Consider it a happy coincidence that Microsoft released a dinosaur-themed CD-ROM the same year as Jurassic Park. Microsoft Dinosaurs grew out of an investment in reference publishing house Dorling Kindersley to produce content for the Microsoft Home software line.1 Microsoft had the keys to DK’s whole library of writing and images,2 and, well, dinosaurs are cool.
Apart from having a bunch of pictures of stegosauruses, Microsoft Dinosaurs demonstrates how thoughtfully crafted reference material can bring value to information. The program bridges its content with context, showing that in the age of Wikipedia and digital assistants, guided learning experiences still have unique strengths.
Microsoft Dinosaurs contains over 150 illustrated articles on dinosaur species, groups, and behaviors, as well as the history and practice of paleontology. Most of the information comes from Dorling Kindersley’s atlases and Eyewitness books – keeping their welcoming, conversational tone – and received the stamp of approval from the educational non-profit The Dinosaur Society. The program takes great lengths to ensure the authority of its content, but science has progressed since 1993. By no fault of its own, Microsoft Dinosaurs is years out-of-date on topics like feathers on dinosaurs (yes!) or whether the brontosaurus was a species (maybe?), so you can’t really use it for education anymore.
If the program runs a few years behind the field, the ways it connects its information feel even more relevant today. Every article contains a few links to others, in the vein of the bottomless discovery of a wiki. But Microsoft Dinosaurs goes beyond direct linking by offering some relation between its concepts. Pop-up screens elaborate on terms and ideas mentioned in passing in larger articles, and links to tangential topics, offered as a large button on every screen, feature narration explaining how the two pages fit together. The Spinosaurus, for example, can represent the broader question of how many legs dinosaurs walked on. These transitions call attention to the purpose of each section and gracefully unite them.
To wrap all its articles in teachable narratives, Microsoft Dinosaurs also includes guided tours from The Dinosaur Society founder Don Lessem. The tours add new, external themes to existing material, like estimating a dinosaur’s intelligence and relating that to modern animals. (“No offense to the plate-back dinosaurs, but their elevators didn’t go to the top floor.”) Though seemingly geared more towards children, Lessem’s contributions find through lines where none existed in the text, another interrelation of content.

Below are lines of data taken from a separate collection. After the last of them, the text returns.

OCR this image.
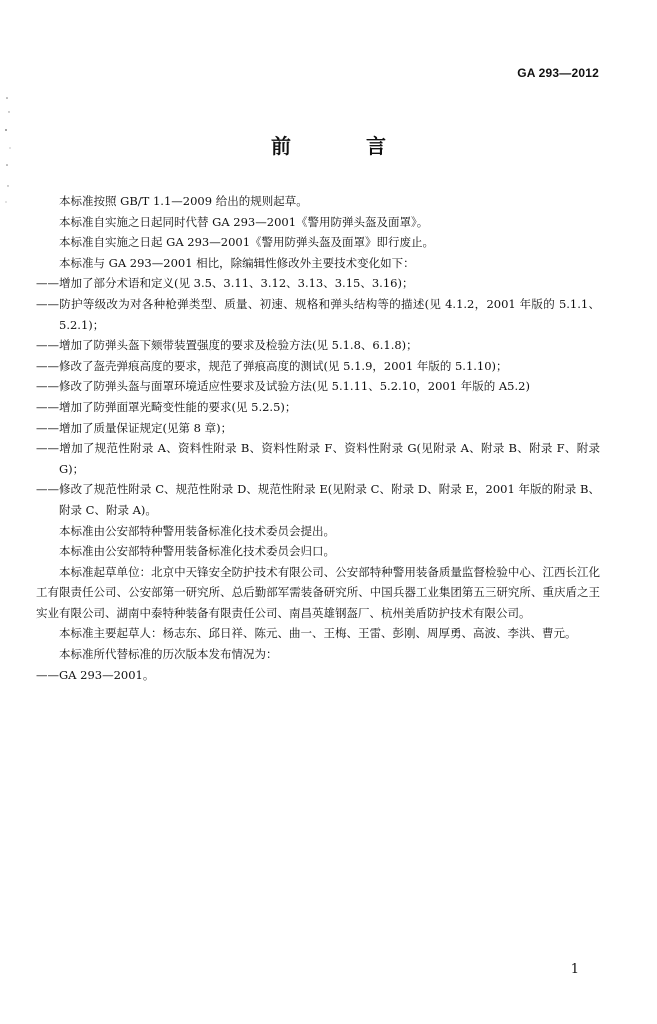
GA 293—2012
前 言

本标准按照 GB/T 1.1—2009 给出的规则起草。

本标准自实施之日起同时代替 GA 293—2001《警用防弹头盔及面罩》。

本标准自实施之日起 GA 293—2001《警用防弹头盔及面罩》即行废止。

本标准与 GA 293—2001 相比，除编辑性修改外主要技术变化如下：

——增加了部分术语和定义(见 3.5、3.11、3.12、3.13、3.15、3.16)；

——防护等级改为对各种枪弹类型、质量、初速、规格和弹头结构等的描述(见 4.1.2，2001 年版的 5.1.1、5.2.1)；

——增加了防弹头盔下颏带装置强度的要求及检验方法(见 5.1.8、6.1.8)；

——修改了盔壳弹痕高度的要求，规范了弹痕高度的测试(见 5.1.9，2001 年版的 5.1.10)；

——修改了防弹头盔与面罩环境适应性要求及试验方法(见 5.1.11、5.2.10，2001 年版的 A5.2)

——增加了防弹面罩光畸变性能的要求(见 5.2.5)；

——增加了质量保证规定(见第 8 章)；

——增加了规范性附录 A、资料性附录 B、资料性附录 F、资料性附录 G(见附录 A、附录 B、附录 F、附录 G)；

——修改了规范性附录 C、规范性附录 D、规范性附录 E(见附录 C、附录 D、附录 E，2001 年版的附录 B、附录 C、附录 A)。

本标准由公安部特种警用装备标准化技术委员会提出。

本标准由公安部特种警用装备标准化技术委员会归口。

本标准起草单位：北京中天锋安全防护技术有限公司、公安部特种警用装备质量监督检验中心、江西长江化工有限责任公司、公安部第一研究所、总后勤部军需装备研究所、中国兵器工业集团第五三研究所、重庆盾之王实业有限公司、湖南中泰特种装备有限责任公司、南昌英雄钢盔厂、杭州美盾防护技术有限公司。

本标准主要起草人：杨志东、邱日祥、陈元、曲一、王梅、王雷、彭刚、周厚勇、高波、李洪、曹元。

本标准所代替标准的历次版本发布情况为：

——GA 293—2001。

1
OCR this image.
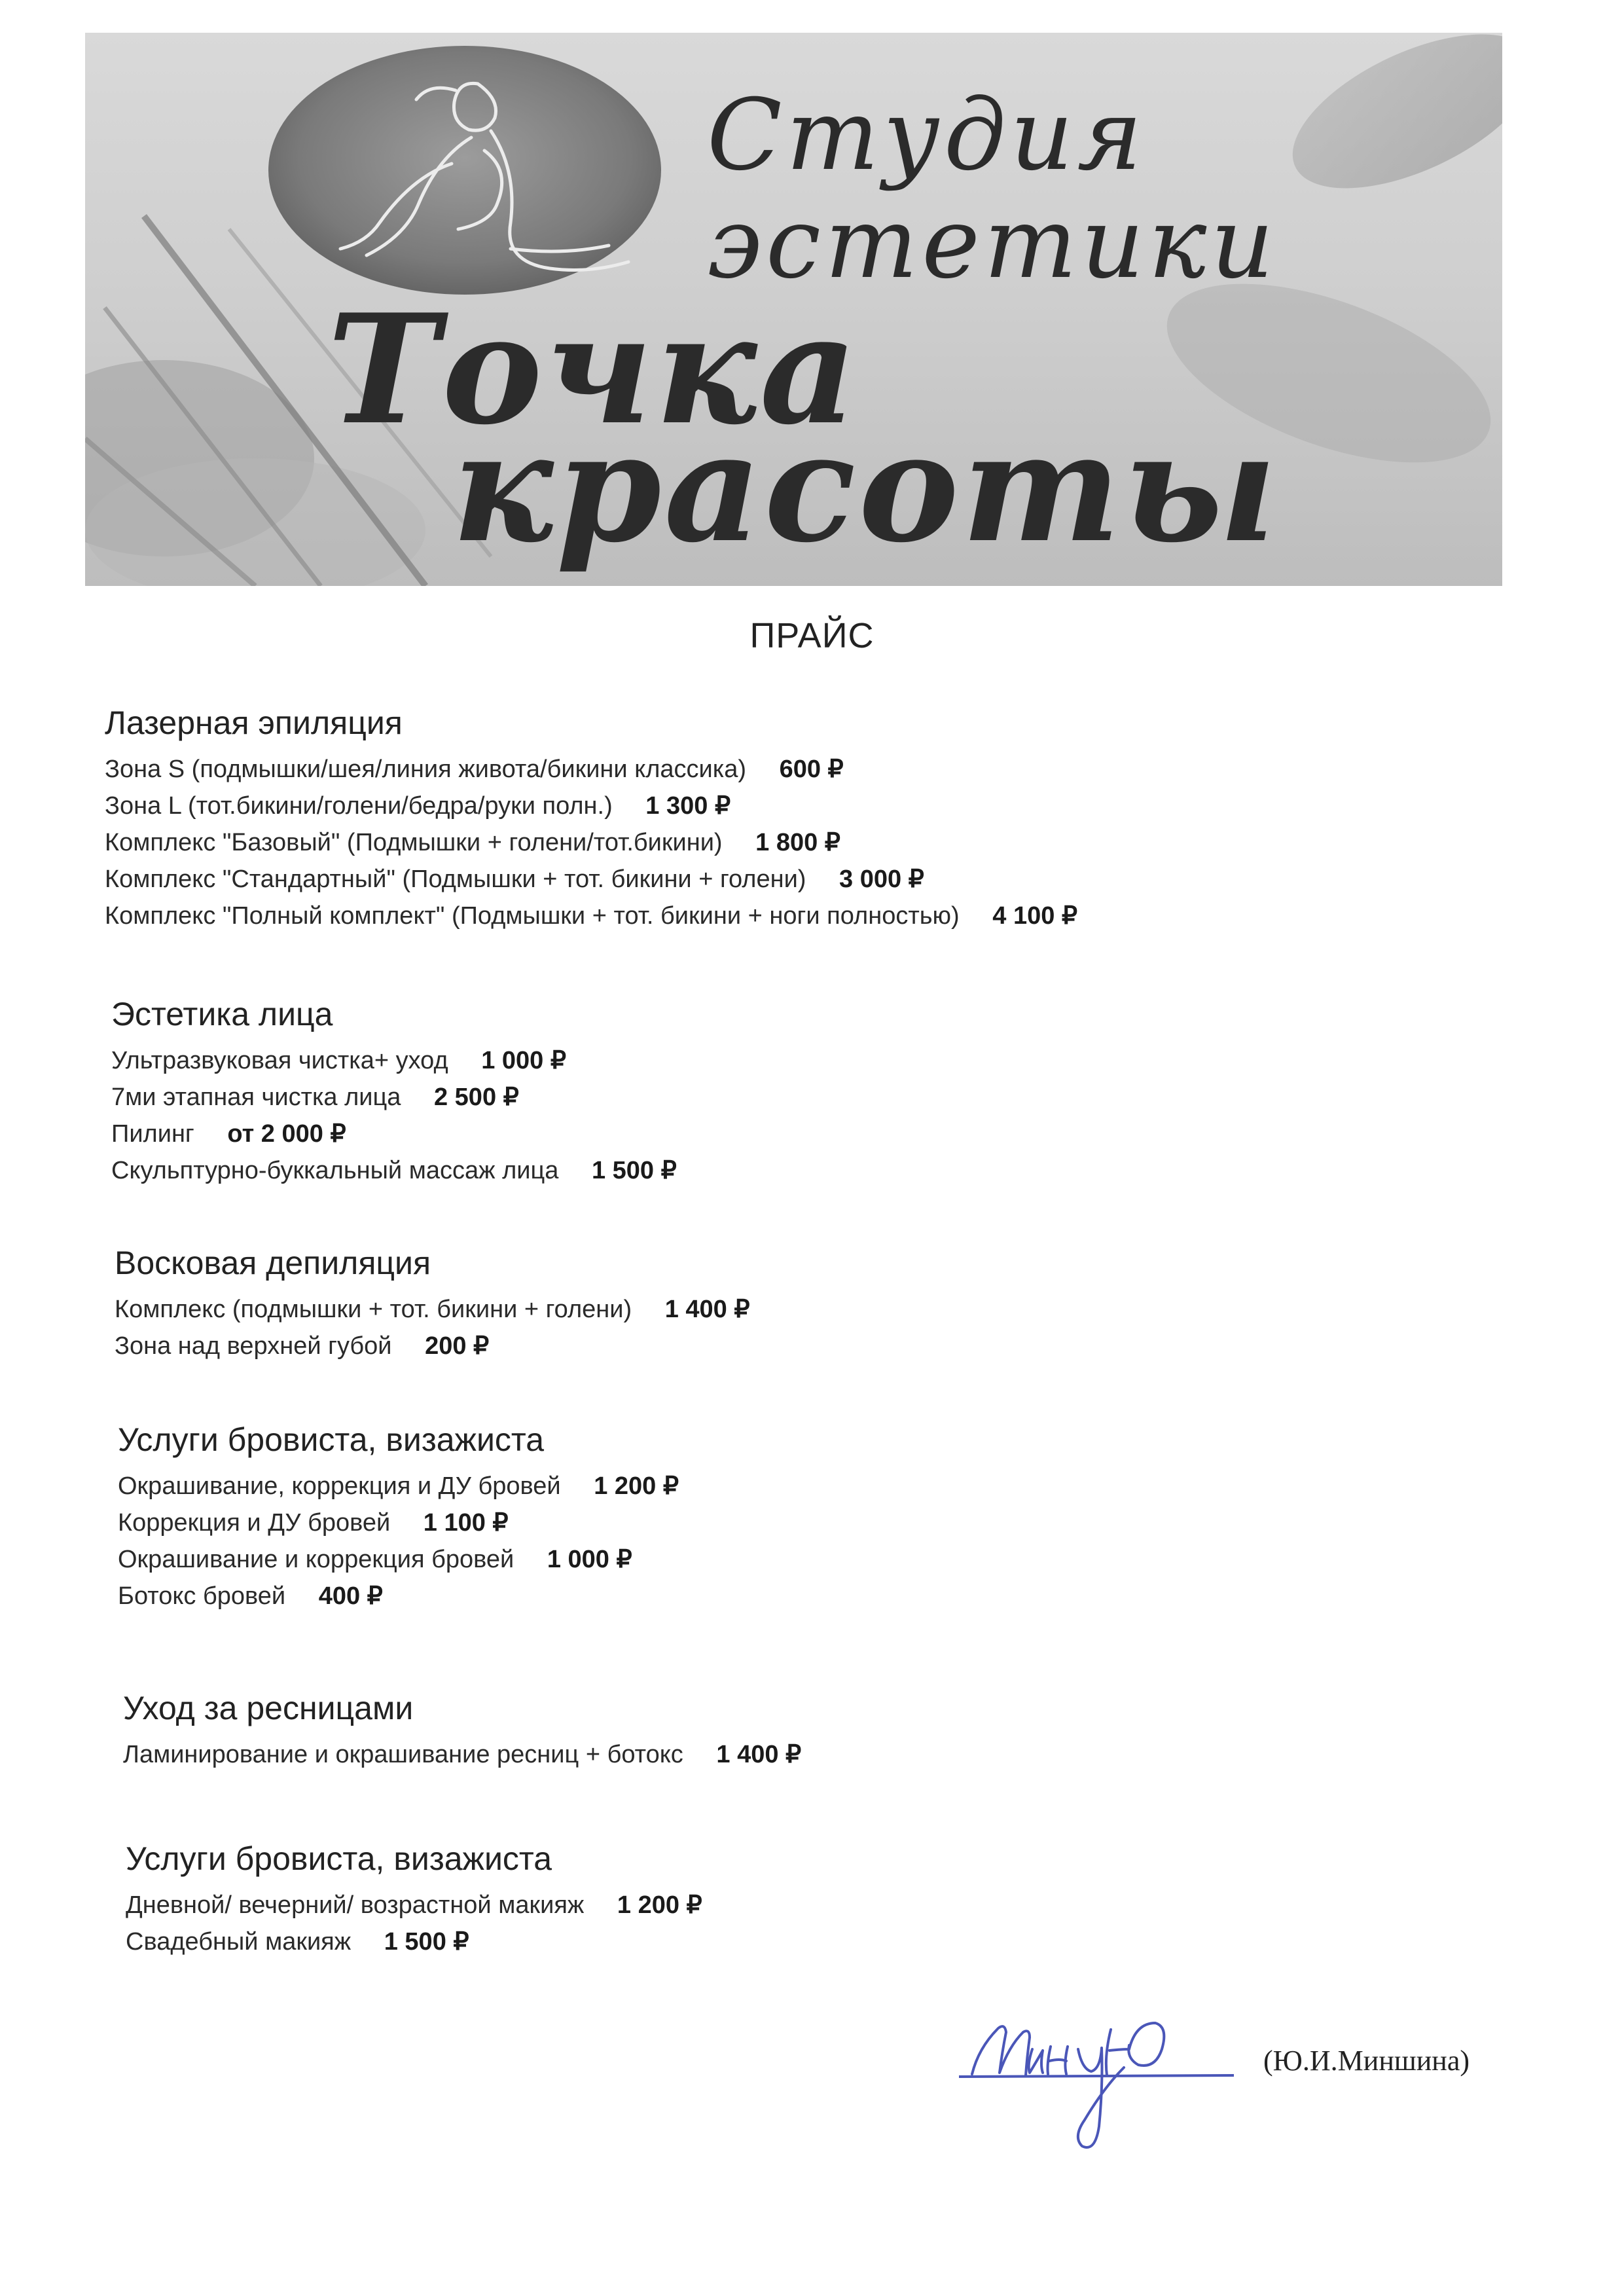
Студия

эстетики

Точка

красоты

ПРАЙС
Лазерная эпиляция
Зона S (подмышки/шея/линия живота/бикини классика) 600 ₽
Зона L (тот.бикини/голени/бедра/руки полн.) 1 300 ₽
Комплекс "Базовый" (Подмышки + голени/тот.бикини) 1 800 ₽
Комплекс "Стандартный" (Подмышки + тот. бикини + голени) 3 000 ₽
Комплекс "Полный комплект" (Подмышки + тот. бикини + ноги полностью) 4 100 ₽
Эстетика лица
Ультразвуковая чистка+ уход 1 000 ₽
7ми этапная чистка лица 2 500 ₽
Пилинг от 2 000 ₽
Скульптурно-буккальный массаж лица 1 500 ₽
Восковая депиляция
Комплекс (подмышки + тот. бикини + голени) 1 400 ₽
Зона над верхней губой 200 ₽
Услуги бровиста, визажиста
Окрашивание, коррекция и ДУ бровей 1 200 ₽
Коррекция и ДУ бровей 1 100 ₽
Окрашивание и коррекция бровей 1 000 ₽
Ботокс бровей 400 ₽
Уход за ресницами
Ламинирование и окрашивание ресниц + ботокс 1 400 ₽
Услуги бровиста, визажиста
Дневной/ вечерний/ возрастной макияж 1 200 ₽
Свадебный макияж 1 500 ₽

(Ю.И.Миншина)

Those extra but essential features boost Microsoft Dinosaurs above almost all other methods of presenting this information. The closest comparison might be a museum exhibit, with signage and audio tours to walk visitors through the exhibits, but the program goes further by letting you jump off at any point and continue through its content in your own non-linear direction. It combines the best parts of a hyperlinked internet fact dump and a curated learning environment.
The standalone nature of the program has some fun aesthetic benefits too. Most of the interface looks like carved, broken stone, and occasionally, ambient dinosaur noises will play in the background while you browse. Those playful touches set the mood for reading up on Mesozoic history, an opportunity afforded by the multimedia format and museum installation leanings.
As much as the current digital landscape lets us learn about any topic instantly, it misses the commentary and direction that a self-contained experience like Microsoft Dinosaurs can provide. Expert curation can explain why something is worth learning, and an encyclopedia based on a single topic has the luxury of a narrower scope to form those rich connections. Microsoft Dinosaurs is a standout example, dated science aside, of a multimedia reference program that finds context by letting you re-order the pages. That even gives it a leg up on the original books.
Microsoft Dinosaurs includes a few short animated videos. One of them is a segment from Prehistoric Beast, a 1984 stop-motion film by Phil Tippett, who served as dinosaur supervisor for Jurassic Park. The pool of dinosaur animators must have been small for a while.